I'm happy to offer my own insight into the poem, but I wasn't able to find a study guide about the whole poem. The speaker of the poem is an old man who has obviously retired and has time on his hands to “. . . sit up half the night” with a friend. In the poem, the speaker has accepted his own mortality, and he’s sharing his fears with us. In the first stanza, the speaker feels it is safe to tell people that he sees ghosts because others will just blame his old age and not take him seriously. This is what he means when he says “Because there is safety in derision”. In the second stanza, the speaker enjoys sitting up for half the night talking with a friend, but he wants the friend to be someone who is good at covering up his real feelings about the speaker when he seems to become lost in his own thoughts and makes no sense when he talks. Basically, the speaker wants someone to keep him company and just to listen to him. In the third stanza, the speaker explains to us why he makes up stories about seeing ghosts and why he needs someone to sit up with him at night. The speaker is afraid of death because he’s afraid of the unknown. He treasures each day, and each day of life gives him the strength to withstand his fears of “Night”, but sometimes he needs a friend to help him get through the night and help him deal with his fears. The last two lines of each stanza which is repeated lets us know that the old man doesn’t really see ghosts because the worst apparition he’s seen is that of “a coat upon a coat-hangar”. By telling people that he has seen ghosts, he gets people to spend time with him and perhaps feel sorry for him because they think he’s losing it, possibly feeling he is close to dying himself. I feel the speaker chooses to see ghosts because they are also an unknown fear that anyone could have. The only way for the speaker to relate his fear of death is to compare it to the fear most people would feel if they saw a ghost, much less fifteen of them. Seeing fifteen ghosts expresses the speaker’s depth of his fear of death.

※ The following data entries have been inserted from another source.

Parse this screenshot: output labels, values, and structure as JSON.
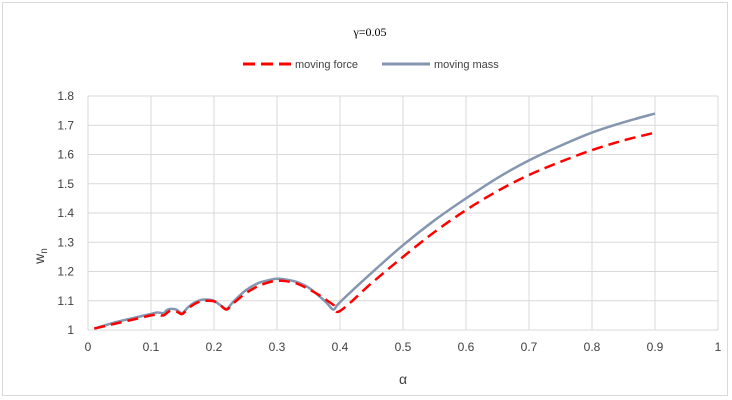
{
  "chart_data": {
    "type": "line",
    "title": "γ=0.05",
    "xlabel": "α",
    "ylabel": "w",
    "ylabel_subscript": "n",
    "xlim": [
      0,
      1
    ],
    "ylim": [
      1,
      1.8
    ],
    "xticks": [
      "0",
      "0.1",
      "0.2",
      "0.3",
      "0.4",
      "0.5",
      "0.6",
      "0.7",
      "0.8",
      "0.9",
      "1"
    ],
    "yticks": [
      "1",
      "1.1",
      "1.2",
      "1.3",
      "1.4",
      "1.5",
      "1.6",
      "1.7",
      "1.8"
    ],
    "grid": true,
    "legend_position": "top",
    "series": [
      {
        "name": "moving force",
        "color": "#ff0000",
        "style": "dashed",
        "x": [
          0.01,
          0.03,
          0.05,
          0.07,
          0.09,
          0.1,
          0.11,
          0.12,
          0.13,
          0.14,
          0.145,
          0.15,
          0.16,
          0.17,
          0.18,
          0.19,
          0.2,
          0.21,
          0.22,
          0.23,
          0.25,
          0.27,
          0.29,
          0.3,
          0.31,
          0.33,
          0.35,
          0.37,
          0.38,
          0.39,
          0.4,
          0.45,
          0.5,
          0.55,
          0.6,
          0.65,
          0.7,
          0.75,
          0.8,
          0.85,
          0.9
        ],
        "values": [
          1.005,
          1.015,
          1.025,
          1.035,
          1.045,
          1.05,
          1.052,
          1.05,
          1.065,
          1.063,
          1.058,
          1.055,
          1.075,
          1.09,
          1.098,
          1.1,
          1.098,
          1.085,
          1.07,
          1.09,
          1.125,
          1.15,
          1.165,
          1.168,
          1.168,
          1.16,
          1.14,
          1.115,
          1.1,
          1.085,
          1.065,
          1.16,
          1.25,
          1.335,
          1.41,
          1.475,
          1.53,
          1.575,
          1.615,
          1.648,
          1.675
        ]
      },
      {
        "name": "moving mass",
        "color": "#8496b0",
        "style": "solid",
        "x": [
          0.01,
          0.03,
          0.05,
          0.07,
          0.09,
          0.1,
          0.11,
          0.12,
          0.125,
          0.13,
          0.14,
          0.145,
          0.15,
          0.16,
          0.17,
          0.18,
          0.19,
          0.2,
          0.21,
          0.22,
          0.23,
          0.25,
          0.27,
          0.29,
          0.3,
          0.31,
          0.33,
          0.35,
          0.37,
          0.38,
          0.39,
          0.4,
          0.45,
          0.5,
          0.55,
          0.6,
          0.65,
          0.7,
          0.75,
          0.8,
          0.85,
          0.9
        ],
        "values": [
          1.005,
          1.018,
          1.03,
          1.04,
          1.05,
          1.055,
          1.06,
          1.058,
          1.068,
          1.072,
          1.07,
          1.062,
          1.058,
          1.08,
          1.095,
          1.103,
          1.104,
          1.1,
          1.085,
          1.072,
          1.095,
          1.135,
          1.16,
          1.172,
          1.175,
          1.174,
          1.165,
          1.145,
          1.11,
          1.09,
          1.07,
          1.095,
          1.195,
          1.29,
          1.375,
          1.45,
          1.52,
          1.58,
          1.63,
          1.675,
          1.71,
          1.74
        ]
      }
    ]
  }
}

There are several literary devices in the poem. The last two lines of each stanza, of course, are an example of repetition. There is alliteration, a repetition of consonant sounds, also found in the poem. For example, the “s” sound as it is used in the word hiss is found throughout the poem. The letter “s” with a “z” sound is found in the words “because”, “derision”, and “plausible”, among others. “The coat upon a coat-hangar” is a metaphor for an apparition. In the first stanza, each two lines rhyme, except for the last two lines. The third stanza follows the same rhyme scheme as the first stanza. Yet, in the second stanza, only the first two lines rhyme. Night is personified in stanza three as it is capitalized and then referred to as “her”. The apparitions are a symbol of the speaker’s fear of death.
I hope this helps, and if you have any further questions, don’t hesitate to ask.